I wasn't sure if you english speakers would pronounce it like: saejoe - saejiah - eyetoo. Romanized Japanese is actually very simple to read, at least on a basic level, once you get the hang of it. The real trick is that Japanese and most other languages, too, including English is not really written letter by letter but syllable by syllable.
And almost every syllable in Japanese is either a lone vowel or a consonant followed by a vowel, sometimes with an N at the end to round it out. The vowels are always pronounced essentially the same regardless of the letters around them, unlike in English, and the consonants only change in a few very specific circumstances.
All vowels written with a single letter are short, there are no diphthongs, and long vowels are simply stretched instead of sliding into other vowel sounds - e.
So the word sageo , for example, should not be read as s-a-g-e-o, but sa-ge-o: three distinct syllables, each with a standard pronounciation that remains the same from word to word - the "sa" in "sa-ge-o" is the exact same as the "sa" in "sa-ya". Where it can get confusing is with the various competing methods used to signify long vowels as mentioned by randomnobody, above , some of which are really not well thought out at all Personally I would favor simply doubling the letter, due to its simplicity and clarity and maybe because that's how it's done in my native Finnish , but for whatever reason it's not among the most popular or officially recognized systems.

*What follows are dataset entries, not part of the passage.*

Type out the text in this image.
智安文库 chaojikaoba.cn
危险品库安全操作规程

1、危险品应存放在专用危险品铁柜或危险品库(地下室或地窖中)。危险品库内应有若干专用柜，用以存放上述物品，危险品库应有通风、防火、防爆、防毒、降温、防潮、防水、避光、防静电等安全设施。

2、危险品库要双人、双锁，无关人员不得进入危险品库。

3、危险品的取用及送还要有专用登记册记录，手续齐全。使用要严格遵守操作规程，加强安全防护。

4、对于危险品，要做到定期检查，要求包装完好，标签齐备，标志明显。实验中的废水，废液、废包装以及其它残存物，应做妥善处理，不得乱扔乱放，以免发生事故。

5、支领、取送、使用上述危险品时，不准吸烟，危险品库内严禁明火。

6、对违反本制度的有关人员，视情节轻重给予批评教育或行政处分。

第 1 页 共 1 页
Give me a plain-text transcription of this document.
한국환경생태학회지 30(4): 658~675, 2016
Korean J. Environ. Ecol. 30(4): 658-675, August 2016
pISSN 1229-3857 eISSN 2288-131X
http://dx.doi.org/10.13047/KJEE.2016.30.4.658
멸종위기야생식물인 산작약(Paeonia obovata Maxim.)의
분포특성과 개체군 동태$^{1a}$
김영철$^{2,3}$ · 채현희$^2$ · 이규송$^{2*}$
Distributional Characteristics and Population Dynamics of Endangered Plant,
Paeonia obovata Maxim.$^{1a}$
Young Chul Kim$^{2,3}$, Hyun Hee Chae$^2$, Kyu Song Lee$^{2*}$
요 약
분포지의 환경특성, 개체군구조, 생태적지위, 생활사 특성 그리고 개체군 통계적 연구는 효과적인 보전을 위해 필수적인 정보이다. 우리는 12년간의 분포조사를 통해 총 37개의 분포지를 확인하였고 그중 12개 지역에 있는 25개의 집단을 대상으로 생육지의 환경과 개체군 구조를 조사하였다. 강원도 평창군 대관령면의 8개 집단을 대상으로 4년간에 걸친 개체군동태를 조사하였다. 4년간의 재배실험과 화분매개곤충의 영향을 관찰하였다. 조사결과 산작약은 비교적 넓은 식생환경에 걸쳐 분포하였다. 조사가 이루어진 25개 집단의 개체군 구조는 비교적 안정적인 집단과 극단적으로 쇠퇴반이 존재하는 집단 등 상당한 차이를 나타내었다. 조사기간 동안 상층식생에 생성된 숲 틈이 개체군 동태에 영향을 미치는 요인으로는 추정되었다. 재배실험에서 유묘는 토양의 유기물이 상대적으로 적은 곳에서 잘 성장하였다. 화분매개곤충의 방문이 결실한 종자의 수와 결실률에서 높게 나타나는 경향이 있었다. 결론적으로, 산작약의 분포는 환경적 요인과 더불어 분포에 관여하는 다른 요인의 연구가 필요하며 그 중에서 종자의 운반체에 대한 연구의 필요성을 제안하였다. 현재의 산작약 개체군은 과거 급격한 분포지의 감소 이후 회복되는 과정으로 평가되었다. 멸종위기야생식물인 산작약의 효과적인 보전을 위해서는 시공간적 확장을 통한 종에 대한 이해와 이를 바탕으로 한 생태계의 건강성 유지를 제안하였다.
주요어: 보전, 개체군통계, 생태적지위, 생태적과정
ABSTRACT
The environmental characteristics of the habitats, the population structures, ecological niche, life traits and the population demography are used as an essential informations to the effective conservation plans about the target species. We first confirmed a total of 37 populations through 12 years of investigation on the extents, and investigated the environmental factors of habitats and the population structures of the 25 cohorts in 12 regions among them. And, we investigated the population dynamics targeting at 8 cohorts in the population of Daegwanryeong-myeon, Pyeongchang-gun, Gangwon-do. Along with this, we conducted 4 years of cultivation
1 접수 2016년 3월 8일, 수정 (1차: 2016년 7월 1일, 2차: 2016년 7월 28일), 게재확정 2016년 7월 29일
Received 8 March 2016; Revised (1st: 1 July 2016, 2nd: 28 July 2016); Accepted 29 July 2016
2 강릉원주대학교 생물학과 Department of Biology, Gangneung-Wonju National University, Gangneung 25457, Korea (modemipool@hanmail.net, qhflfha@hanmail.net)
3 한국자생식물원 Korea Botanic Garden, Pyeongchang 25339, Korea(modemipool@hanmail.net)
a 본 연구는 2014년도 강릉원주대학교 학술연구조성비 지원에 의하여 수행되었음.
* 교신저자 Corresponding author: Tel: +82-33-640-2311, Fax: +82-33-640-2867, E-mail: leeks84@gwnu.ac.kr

Jun 29, GMT. The official SBG page might be helpful here: www. Breathe out. Breathe in. Forget this and attaining Enlightenment will be the least of your problems. There's an old saying about those who forget history.
I don't remember it, but it's good RaylonTheDemented Member. Jul 2, GMT. We're not thinking machines, we're - we're feeling machines that happen to think. Jul 11, GMT. Jun 20, GMT randomnobody said:.